While working with Spark SQL query, you can use COALESCE, REPARTITION, and REPARTITION_BY_RANGE within the query to increase or decrease the partitions on your data size.

SELECT /*+ COALESCE(3) */ * FROM EMP_TABLE
SELECT /*+ REPARTITION(3) */ * FROM EMP_TABLE
SELECT /*+ REPARTITION(c) */ * FROM EMP_TABLE
SELECT /*+ REPARTITION(3, dept_col) */ * FROM EMP_TABLE
SELECT /*+ REPARTITION_BY_RANGE(dept_col) */ * FROM EMP_TABLE
SELECT /*+ REPARTITION_BY_RANGE(3, dept_col) */ * FROM EMP_TABLE

Predicate Pushdown Optimization

Beneficial Scenario: When you want to limit the number of files and partitions SparkSQL reads while querying, to reduce disk I/O

Predicate Pushdown is a technique to process only the required data. Predicates can be applied to SparkSQL by defining filters in where conditions.

When creating Spark SQL queries that use comparison operators, making sure that the predicates are pushed down to the database correctly is critical to retrieving the correct data with the best performance.

For example, instead of

SELECT * FROM test.common WHERE birthday < '2001-1-1';

Use

SELECT * FROM test.common WHERE birthday < cast('2001-1-1' as TIMESTAMP)

Querying on data in buckets with predicate pushdowns produces results faster with less shuffle.

Windowing Function

Beneficial Scenario: When you have to carry out processing tasks such as calculating a moving average, computing a cumulative statistic, or accessing the value of rows given the relative position of the current row

A window function defines a frame through which we can calculate the input rows of a table. On individual row level. Each row can have a clear framework. Windowing allows us to define a window for data in the data frame. We can compare multiple rows in the same data frame.

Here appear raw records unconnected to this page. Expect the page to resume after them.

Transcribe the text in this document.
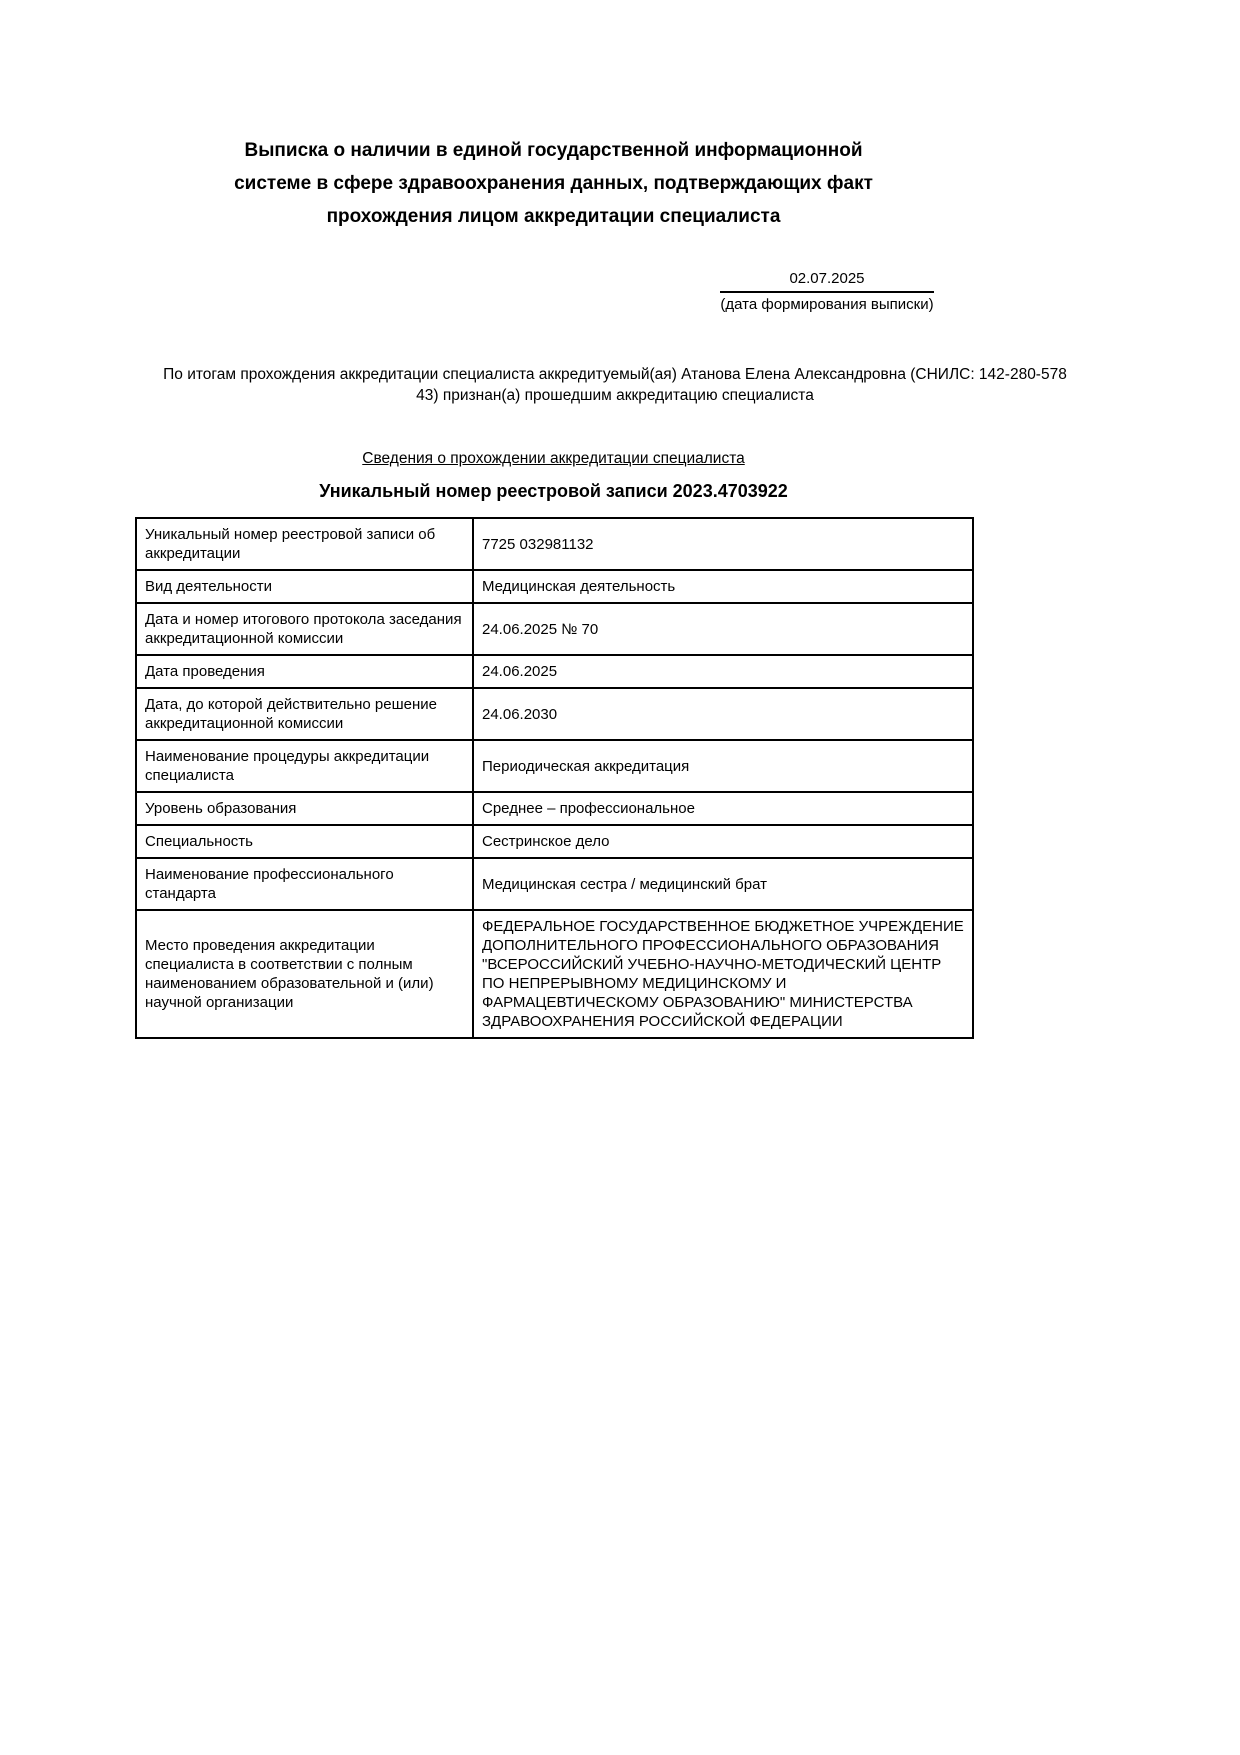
Выписка о наличии в единой государственной информационной
системе в сфере здравоохранения данных, подтверждающих факт
прохождения лицом аккредитации специалиста
02.07.2025
(дата формирования выписки)
По итогам прохождения аккредитации специалиста аккредитуемый(ая) Атанова Елена Александровна (СНИЛС: 142-280-578
43) признан(а) прошедшим аккредитацию специалиста
Сведения о прохождении аккредитации специалиста
Уникальный номер реестровой записи 2023.4703922
Уникальный номер реестровой записи об аккредитации	7725 032981132
Вид деятельности	Медицинская деятельность
Дата и номер итогового протокола заседания аккредитационной комиссии	24.06.2025 № 70
Дата проведения	24.06.2025
Дата, до которой действительно решение аккредитационной комиссии	24.06.2030
Наименование процедуры аккредитации специалиста	Периодическая аккредитация
Уровень образования	Среднее – профессиональное
Специальность	Сестринское дело
Наименование профессионального стандарта	Медицинская сестра / медицинский брат
Место проведения аккредитации специалиста в соответствии с полным наименованием образовательной и (или) научной организации	ФЕДЕРАЛЬНОЕ ГОСУДАРСТВЕННОЕ БЮДЖЕТНОЕ УЧРЕЖДЕНИЕ ДОПОЛНИТЕЛЬНОГО ПРОФЕССИОНАЛЬНОГО ОБРАЗОВАНИЯ "ВСЕРОССИЙСКИЙ УЧЕБНО-НАУЧНО-МЕТОДИЧЕСКИЙ ЦЕНТР ПО НЕПРЕРЫВНОМУ МЕДИЦИНСКОМУ И ФАРМАЦЕВТИЧЕСКОМУ ОБРАЗОВАНИЮ" МИНИСТЕРСТВА ЗДРАВООХРАНЕНИЯ РОССИЙСКОЙ ФЕДЕРАЦИИ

Diagrammatic Representation of Window Function

Diagrammatic Representation of Window Function

Syntax of a window function

window_function [ nulls_option ] OVER
( [  { PARTITION | DISTRIBUTE } BY partition_col_name = partition_col_val ( [ , ... ] ) ]
  { ORDER | SORT } BY expression [ ASC | DESC ] [ NULLS { FIRST | LAST } ] [ , ... ]
  [ window_frame ] )

Persisting and Caching Data in Memory

Useful Scenario: Dataset is accessed multiple times in a single job or task or when there is an iterative loop such as in Machine Learning algorithms or the cost to generate the partitions again is higher.

Spark persisting/caching is one of the best techniques to improve the performance of Spark workloads. Spark provides an optimization mechanism to store the intermediate computation of a Spark DataFrame so it can be reused in subsequent actions.

Persist - some part stored in memory and some part stored in disks.

Caching - storing always in memory. It is the same as persisting in memory only.